May 17, 2009
Effects of credit insurance withdraw on retail industry
Below is a discussion on Linkedin between Igor Zax (Tenzor Ltd.) and Tony Heywood (Gilcrest Services Ltd) on effect of credit insurance withdraw and latest government support initiatives on retail industry.
Withdrawal of credit insurance has a devastating effect on the fashion retail industry and is holding back recovery. Has anyone yet received or requested help under the Budget insurance scheme yet?
Just a small note- to the best of my knowledge the particular scheme is only covering reduction of cover through providing top up, not complete withdraw. My guess is most of the cases you refer to the cover is completely withdrawned, so the scheme would not help…
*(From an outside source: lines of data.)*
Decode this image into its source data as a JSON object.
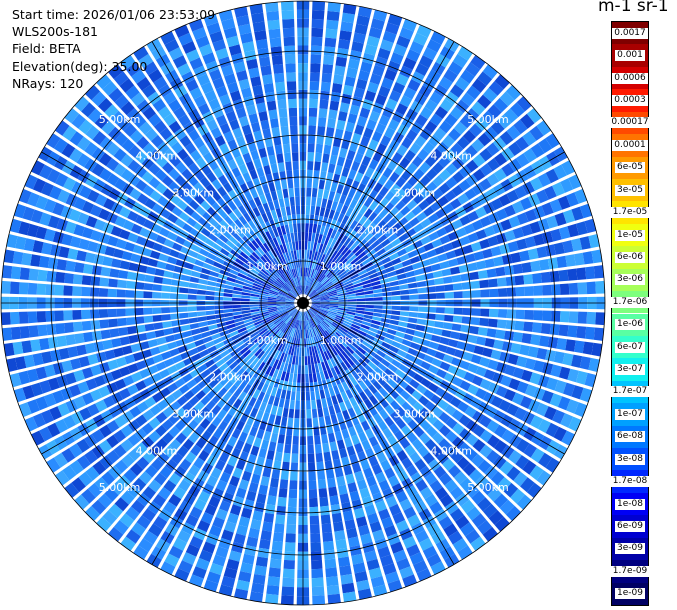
{
  "info": {
    "start_time": "Start time: 2026/01/06 23:53:09",
    "instrument": "WLS200s-181",
    "field": "Field: BETA",
    "elevation": "Elevation(deg): 35.00",
    "nrays": "NRays: 120"
  },
  "unit_title": "m-1 sr-1",
  "range_rings": [
    "1.00km",
    "2.00km",
    "3.00km",
    "4.00km",
    "5.00km"
  ],
  "colorbar": {
    "labels": [
      "0.0017",
      "0.001",
      "0.0006",
      "0.0003",
      "0.00017",
      "0.0001",
      "6e-05",
      "3e-05",
      "1.7e-05",
      "1e-05",
      "6e-06",
      "3e-06",
      "1.7e-06",
      "1e-06",
      "6e-07",
      "3e-07",
      "1.7e-07",
      "1e-07",
      "6e-08",
      "3e-08",
      "1.7e-08",
      "1e-08",
      "6e-09",
      "3e-09",
      "1.7e-09",
      "1e-09"
    ],
    "colors": [
      "#7f0000",
      "#a80000",
      "#d40000",
      "#ff1a00",
      "#ff4a00",
      "#ff7400",
      "#ff9a00",
      "#ffc000",
      "#ffe400",
      "#f0ff10",
      "#ccff33",
      "#a6ff59",
      "#7dff7d",
      "#59ffa3",
      "#33ffcc",
      "#10f0ef",
      "#00c4ff",
      "#00a0ff",
      "#0078ff",
      "#0050ff",
      "#0028ff",
      "#0000f5",
      "#0000d1",
      "#0000a8",
      "#000080",
      "#000064"
    ]
  }
}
You are correct – it only covers reduction after 1st April and then only tops up to a max of the existing cover. So if cover is reduced to 30% it will only bring it up to 60%.
My feeling is, that it is likely to be of little help to the industry and is another Government initiative which is big on headlines but of little actual help.
I was hoping that I may be wrong but the lack of replies from here and other requests re-enforces my belief.
A little more about it in my blog
I guess one shall question the relevancy of the scheme for your sector. Firstly, it is for sellers based in UK- so unless the retailer buys from UK company (manufacturer if these still exist or distributor) it is not relevant at all.
Secondly, it only applies to whole turnover policy. What it is likely to mean is that there may be an incentive for insurer to actually reduce the cover, as they are still being paid on all sales, get less exposure and plus might charge a commission for administrating government policy on top of the 2% cost. This may also substantially increase cost to supplier, that is likely to be passed to retailer.
Could not agree more with the point in your blog about importance of communication with insurers. This would focus on three areas- complete and timely information (obvious point), getting the right interpretation (often the underwriter do not understand enough about the industry or company specific factors) and getting to the right level (somebody who can make an exception to general mechanical approach based on additional facts). Two latter points require a lot of credibility that one needs to build.
Lastly, do not assume supplier cannot take uninsured risk. Unless the insurance is tight to their own financing (such as invoice discounting or factoring), there is no reason they cannot take uninsured risk. The credit controller may think they cannot- CEO might have a different view if you are a very important customer AND you can provide reasonable comfort that you will be able to pay.